A. 二度树上的染色游戏
因为题目保证了是二叉树,所以每次至多只需要选择一个子节点染成红色。所以可以贪心的选择红色权值小的子树即可。
#include <bits/stdc++.h>
using namespace std;
using i32 = int32_t;
using i64 = long long;
using ldb = long double;
const i32 inf = INT_MAX / 2;
const i64 INF = LLONG_MAX / 2;
#define int i64
using vi = vector<int>;
i32 main() {
ios::sync_with_stdio(false), cin.tie(nullptr);
int n;
cin >> n;
vi a(n + 1);
int sum = 0;
for (int i = 1; i <= n; i++)
cin >> a[i], sum += a[i];
vector<vi> e(n + 1);
for (int i = 1, u, v; i < n; i++) {
cin >> u >> v;
e[u].push_back(v), e[v].push_back(u);
}
auto dfs = [&](auto &&self, int x, int fa) -> int {
int cnt = 0;
for (int y: e[x])
cnt += y != fa;
if (cnt < 2) return a[x];
int ans = inf;
for (int y: e[x]) {
if (y == fa) continue;
ans = min(ans, self(self, y, x));
}
return ans + a[x];
};
int red = dfs(dfs, 1, -1);
cout << sum - red - red;
return 0;
}
B. 小文的排列
我们可以把序列分层若干个子段,这样的话,除了开头的子段和结尾的子段,剩下的字段必须都是完整的\(m\)的排列,并且开头和结尾必须是\(m\)排列的子段。

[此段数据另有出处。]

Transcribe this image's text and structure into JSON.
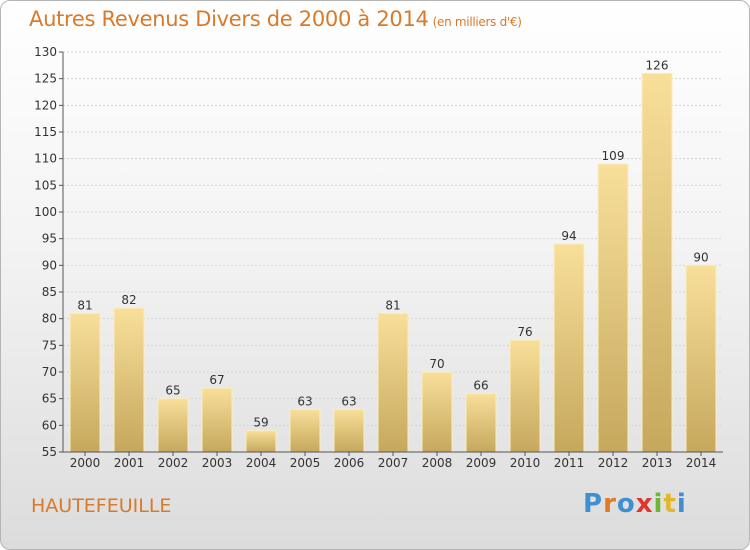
{
  "header": {
    "title": "Autres Revenus Divers de 2000 à 2014",
    "unit": "(en milliers d'€)"
  },
  "footer": {
    "town": "HAUTEFEUILLE",
    "logo": "Proxiti"
  },
  "colors": {
    "title": "#d97a2a",
    "bar_light": "#f7dd97",
    "bar_dark": "#c8aa5f"
  },
  "chart_data": {
    "type": "bar",
    "title": "Autres Revenus Divers de 2000 à 2014",
    "subtitle": "(en milliers d'€)",
    "categories": [
      "2000",
      "2001",
      "2002",
      "2003",
      "2004",
      "2005",
      "2006",
      "2007",
      "2008",
      "2009",
      "2010",
      "2011",
      "2012",
      "2013",
      "2014"
    ],
    "values": [
      81,
      82,
      65,
      67,
      59,
      63,
      63,
      81,
      70,
      66,
      76,
      94,
      109,
      126,
      90
    ],
    "ylim": [
      55,
      130
    ],
    "yticks": [
      55,
      60,
      65,
      70,
      75,
      80,
      85,
      90,
      95,
      100,
      105,
      110,
      115,
      120,
      125,
      130
    ],
    "grid": true,
    "data_labels": true
  }
}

因此我们可以用双指针扫描出所有的合法子段,然后做一个简单的dp 就好了。
#include <bits/stdc++.h>
using namespace std;
using i32 = int32_t;
using i64 = long long;
using ldb = long double;
const i32 inf = INT_MAX / 2;
const i64 INF = LLONG_MAX / 2;
#define int i64
using vi = vector<int>;
using pii = pair<int, int>;
i32 main() {
ios::sync_with_stdio(false), cin.tie(nullptr);
int n, m;
cin >> n >> m;
vi a(n + 1);
for (int i = 1; i <= n; i++) cin >> a[i];
if (ranges::max(a) > m) {
cout << "NO\n";
return 0;
}
vector<vi> e(n + 1);
set<int> vis;
for (int l = 1, r = 0; l <= n; l++) {
while (r + 1 <= n and vis.count(a[r + 1]) == 0) {
r++, vis.insert(a[r]);
if (l == 1) e[r].push_back(1);
}
if (r == n or vis.size() == m)
e[r].push_back(l);
vis.erase(a[l]);
}
vi f(n + 1);
f[0] = 1;
for (int r = 1; r <= n; r++)
for (int l: e[r])
if (f[l - 1]) {
f[r] = 1;
break;
}
if (f[n]) cout << "YES";
else cout << "NO";
return 0;
}
C. gcd hard version
区间最大公约数可以用ST表求,区间和可以用前缀和求。
对于当前的区间\([l,r]\),如果\(r\)变大,最大公约数是不增的,区间和是不减的,因此如果\([l,r]\)满足,\([l,r+1]\)一定满足。
所以我们可以枚举左端点,然后直接二分出右端点。
#include <bits/stdc++.h>
using namespace std;
using i32 = int32_t;
using i64 = long long;
using ldb = long double;
const i32 inf = INT_MAX / 2;
const i64 INF = LLONG_MAX / 2;
#define int i64
using vi = vector<int>;
i32 main() {
ios::sync_with_stdio(false), cin.tie(nullptr);
int n;
cin >> n;
int lg2N = log2(n);
vi lg2(n + 1);
vector f(n + 1, vi(lg2N + 1));
lg2[0] = -1;
for (int i = 1; i <= n; i++) {
cin >> f[i][0];
lg2[i] = lg2[i / 2] + 1;
}
for (int j = 1; j <= lg2N; j++)
for (int i = 1; i + (1 << j) - 1 <= n; i++)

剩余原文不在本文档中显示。